Para quem vem do norte, são 57 km do aeroporto de Porto Montt até Pargua onde se faz uma travessia de 30 minutos em balsa até Chacao (saídas durante todo o dia e noite), no extremo norte da Ilha Grande de Chiloé. Já quem vem do sul, o acesso é por Quellón, no sul do arquipélago.

Os aeroportos mais próximos ficam em em Castro, em Chiloé, e Porto Montt, no continente.

QUANDO IR
Com um pé na Patagônia e outro no Pacífico, Chiloé costuma ter temperaturas mais baixas, entre 0 e 20°.

De maio a setembro, as chuvas são mais fortes e pode chover sem parar, durante semanas; julho e agosto são marcados pela temporada de ventos; entre dezembro e março, os dias são mais quentes, o mar mais tranquilo e os ventos mais suaves. Já fevereiro é o mês mais seco.



Tierra Chiloé

A 15 km de Castro e em frente ao pantanal de Pullao, em San José, o hotel tem arquitetura inspirada nas tradições de Chiloé, como o teto em forma de barco invertido que parece flutuar sobre uma estrutura em forma de palafita, porém sem ser um edifício invasivo à paisagem.

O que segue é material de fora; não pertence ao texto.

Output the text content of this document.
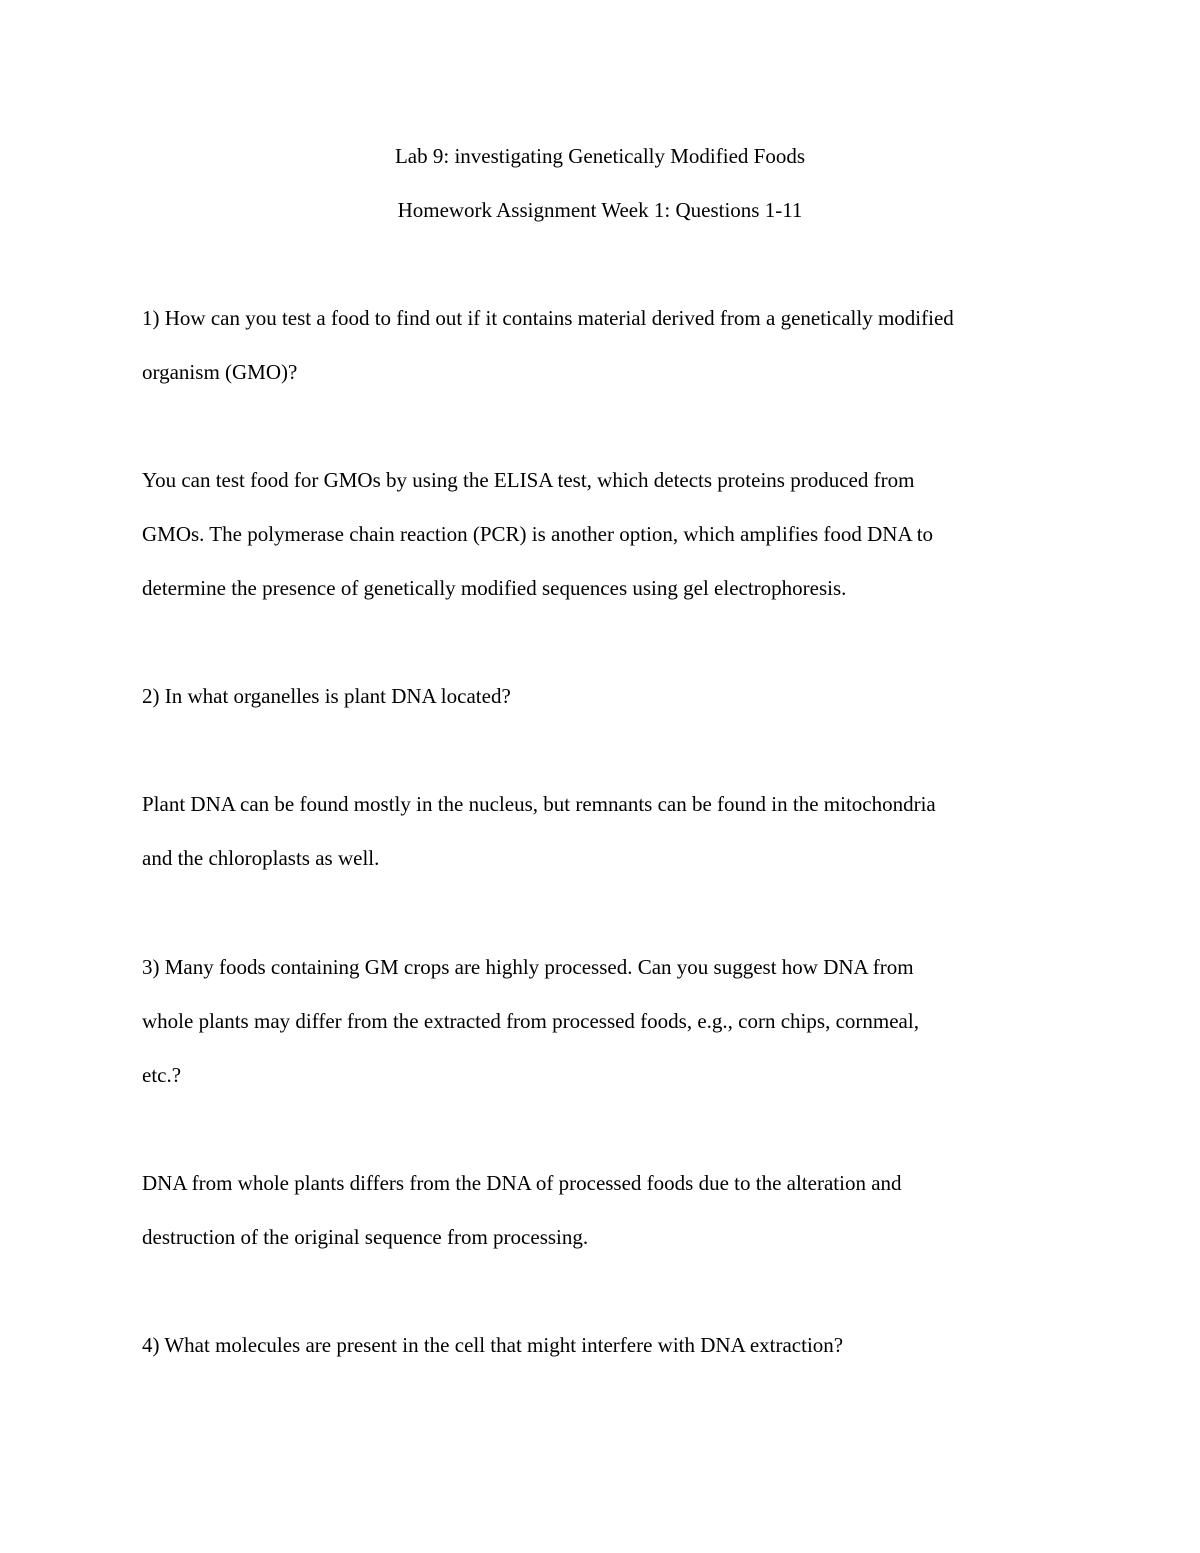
Lab 9: investigating Genetically Modified Foods

Homework Assignment Week 1: Questions 1-11

1) How can you test a food to find out if it contains material derived from a genetically modified

organism (GMO)?

You can test food for GMOs by using the ELISA test, which detects proteins produced from

GMOs. The polymerase chain reaction (PCR) is another option, which amplifies food DNA to

determine the presence of genetically modified sequences using gel electrophoresis.

2) In what organelles is plant DNA located?

Plant DNA can be found mostly in the nucleus, but remnants can be found in the mitochondria

and the chloroplasts as well.

3) Many foods containing GM crops are highly processed. Can you suggest how DNA from

whole plants may differ from the extracted from processed foods, e.g., corn chips, cornmeal,

etc.?

DNA from whole plants differs from the DNA of processed foods due to the alteration and

destruction of the original sequence from processing.

4) What molecules are present in the cell that might interfere with DNA extraction?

Em uma área de 23 hectares, na Baía de Rilán, atualmente, o empreendimento tem 24 quartos com janelas panorâmicas com vista para o destino. Apesar das cômodas e bem aquecidas, o Tierra Chiloé convida o hóspede a ficar do lado de fora (e é daí que vem a variedade de atrações que provamos em Chiloé).

Pantanal de Pullao, em Chiloé (foto: Eduardo Vessoni)

A rede, que conta também com unidades na Patagônia chilena e no Deserto do Atacama, é conhecida pelo cardápio de excursões ao ar livre que já estão incluídas nas diárias, sem que o hóspede tenha que se preocupar com detalhes de traslados, excursões e alimentação.

As tradições chilotes estão também dentro do hotel, cuja decoração mescla peças artesanais locais e obras de grandes nomes da arte chilena, como teares, lustres feitos com palha e o mapa do arquipélago pintado pela artista Claudia Peña.

Tierra Chiloe (foto: Divulgação)

Outro destaque é a culinária do restaurante, cujas refeições também estão incluídas nas diárias, com pratos que levam ingredientes como ostras e peixes, além do tradicional curanto, mariscos preparados entre pedras quentes, em um buraco na terra.

Tudo servido em um salão de janelões de vidro com vista para uma Chiloé inteira, do lado de fora.